Angling Trust backs Crucian Conservation Project
The Angling Trust is backing a new National Crucian Conservation Project in an attempt to help reverse the decline of one of the nations most loved fish.
Crucian carp have always been a key species for anglers. Over the past thirty years, however, many of the farm and village ponds that were a key habitat for crucians have disappeared and the stocking of a wide range of other carp species has led to inter-breeding and hybridisation of many crucian populations.
In a bid to prevent this from happening the Crucian Study Group - made up of celebrity anglers, fishery owners, the Angling Trust and the Environment Agency - has been formed. The group is the brainchild of angling artist and Norfolk-based specimen hunter Chris Turnbull which set up the National Crucian Conservation Project and plans to develop a national network of crucian fisheries in a bid to boost the numbers of the species.

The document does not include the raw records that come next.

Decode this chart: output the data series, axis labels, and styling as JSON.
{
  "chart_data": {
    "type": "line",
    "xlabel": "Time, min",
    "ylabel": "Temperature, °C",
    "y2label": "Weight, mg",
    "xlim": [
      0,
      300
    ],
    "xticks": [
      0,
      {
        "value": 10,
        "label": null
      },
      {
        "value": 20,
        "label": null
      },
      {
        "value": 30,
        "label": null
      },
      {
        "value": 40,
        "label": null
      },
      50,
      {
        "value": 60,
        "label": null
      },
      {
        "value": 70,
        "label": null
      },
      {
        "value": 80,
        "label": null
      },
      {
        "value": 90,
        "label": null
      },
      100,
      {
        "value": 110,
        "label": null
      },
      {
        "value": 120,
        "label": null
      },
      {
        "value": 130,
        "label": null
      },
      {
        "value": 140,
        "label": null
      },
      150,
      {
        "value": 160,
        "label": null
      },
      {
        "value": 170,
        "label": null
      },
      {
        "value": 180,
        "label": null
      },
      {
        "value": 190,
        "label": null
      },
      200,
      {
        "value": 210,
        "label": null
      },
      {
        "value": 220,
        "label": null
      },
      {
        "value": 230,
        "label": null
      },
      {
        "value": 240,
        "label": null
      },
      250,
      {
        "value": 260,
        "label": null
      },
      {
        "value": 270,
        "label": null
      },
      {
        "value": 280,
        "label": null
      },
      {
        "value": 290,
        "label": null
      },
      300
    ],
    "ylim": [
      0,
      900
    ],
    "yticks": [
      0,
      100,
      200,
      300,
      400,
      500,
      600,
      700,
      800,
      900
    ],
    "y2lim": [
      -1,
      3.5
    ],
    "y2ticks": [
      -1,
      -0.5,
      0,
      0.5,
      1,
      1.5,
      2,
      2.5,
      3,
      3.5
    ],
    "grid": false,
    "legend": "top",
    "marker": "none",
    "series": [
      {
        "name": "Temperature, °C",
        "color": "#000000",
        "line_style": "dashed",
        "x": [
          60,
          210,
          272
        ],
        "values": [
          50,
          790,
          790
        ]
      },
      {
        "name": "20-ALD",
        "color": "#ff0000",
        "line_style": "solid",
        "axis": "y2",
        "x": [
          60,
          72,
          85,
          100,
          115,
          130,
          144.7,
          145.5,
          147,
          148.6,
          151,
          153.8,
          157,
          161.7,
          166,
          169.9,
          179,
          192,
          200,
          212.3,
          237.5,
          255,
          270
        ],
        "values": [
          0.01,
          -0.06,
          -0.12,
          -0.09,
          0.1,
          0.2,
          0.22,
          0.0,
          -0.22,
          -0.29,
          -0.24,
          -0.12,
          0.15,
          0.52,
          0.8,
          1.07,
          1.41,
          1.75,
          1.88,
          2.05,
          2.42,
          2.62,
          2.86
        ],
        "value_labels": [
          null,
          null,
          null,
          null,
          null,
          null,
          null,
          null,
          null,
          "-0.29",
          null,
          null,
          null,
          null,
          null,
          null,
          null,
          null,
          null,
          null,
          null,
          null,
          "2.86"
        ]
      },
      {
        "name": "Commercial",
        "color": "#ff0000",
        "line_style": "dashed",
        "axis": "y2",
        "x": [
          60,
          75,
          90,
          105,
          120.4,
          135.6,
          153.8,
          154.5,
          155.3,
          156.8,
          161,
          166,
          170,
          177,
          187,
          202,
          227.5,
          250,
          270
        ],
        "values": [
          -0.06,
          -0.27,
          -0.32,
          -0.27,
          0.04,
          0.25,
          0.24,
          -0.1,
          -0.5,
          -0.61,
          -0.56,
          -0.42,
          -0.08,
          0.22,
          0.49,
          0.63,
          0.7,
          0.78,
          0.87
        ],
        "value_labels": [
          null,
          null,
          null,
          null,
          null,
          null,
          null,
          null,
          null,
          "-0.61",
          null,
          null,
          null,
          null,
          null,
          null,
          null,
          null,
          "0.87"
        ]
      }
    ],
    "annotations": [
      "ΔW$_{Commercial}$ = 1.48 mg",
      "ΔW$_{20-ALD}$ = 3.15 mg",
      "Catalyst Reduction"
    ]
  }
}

Martin Salter, Angling Trust Campaigns Co-ordinator and one of the National Crucian Conservation Project team members, said: "We are delighted to have been given a chance to bang the drum for crucians at the Angling Trust's annual coarse fish conference and have decided to combine this with the formal launch of the project. We are receiving pledges of support from all over the country for the cause of crucian conservation and it is clear that many anglers want to be part of a crucian revival which is music to our ears."